Menschenkette als Zeichen gegen Rassismus
Bild: Engelbrecht
Auf der Friedrich-Ebert-Straße kamen die Ketten beider Schulen zusammen. Einige Schüler hatten teils selbstgemalte Plakate mitgebracht, mit denen sie auf Toleranz und Respekt aufmerksam machten.
Bild: Engelbrecht

Und damit behielt er recht. Das Chaos blieb am Donnerstag aus. Die Mädchen und Jungen des Städtischen Gymnasiums (SGA) sowie der Overbergschule setzten damit ein Zeichen gegen Rassismus. Eine Aktion, die SGA-Schulleiter Meinolf Thiemann befürwortet.

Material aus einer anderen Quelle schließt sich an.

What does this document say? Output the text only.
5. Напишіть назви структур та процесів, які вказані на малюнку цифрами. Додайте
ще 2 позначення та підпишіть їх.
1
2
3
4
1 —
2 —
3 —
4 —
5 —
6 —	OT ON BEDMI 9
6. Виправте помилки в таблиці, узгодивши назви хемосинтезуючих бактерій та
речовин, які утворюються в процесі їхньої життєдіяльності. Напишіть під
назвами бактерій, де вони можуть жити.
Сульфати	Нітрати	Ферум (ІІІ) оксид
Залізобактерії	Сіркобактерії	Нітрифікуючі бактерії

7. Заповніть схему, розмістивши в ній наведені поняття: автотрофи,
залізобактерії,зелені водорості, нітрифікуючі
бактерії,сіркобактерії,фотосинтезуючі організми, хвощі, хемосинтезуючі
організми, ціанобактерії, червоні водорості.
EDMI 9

Rund 1150 Schüler verbinden sich

Dass dafür eine Stunde ausfiel, sieht er gelassen. „Es ist ein Irrglaube, dass man nur im Unterricht lernt“, betonte er, während er sich kurz vor Start ein Bild vom „organisierten Chaos“ auf dem Schulhof machte. „Das, was heute passiert, ist soziales Lernen.“

SV-Schüler holten die Mädchen und Jungen des Gymnasiums aus ihren Klassen ab und brachten sie auf dem Hof in Gruppen zusammen. Zeitgleich versammelten sich die Overbergschüler. Am Treffpunkt Friedrich-Ebert-Straße angekommen, sahen die SGA-Schüler ihre Verbündeten in spe schon in der Ferne, die sich Schritt für Schritt näherten.

Wenige Minuten standen sich die Schüler dann am Bordstein gegenüber, bis die Polizei ein Zeichen gab: Die Straße ist gesperrt, der Weg frei. Simge Kütük (SV SGA) und Altan Öztürk (SV Overberg) reichten sich in der Mitte die Hände – und plötzlich waren 1150 Schüler verbunden. So blieben die Mädchen und Jungen noch einige Minuten stehen, hielten kurz inne und zeigten mit teils selbstgemalten Plakaten, worum es geht: Toleranz, Respekt, Zusammenhalt.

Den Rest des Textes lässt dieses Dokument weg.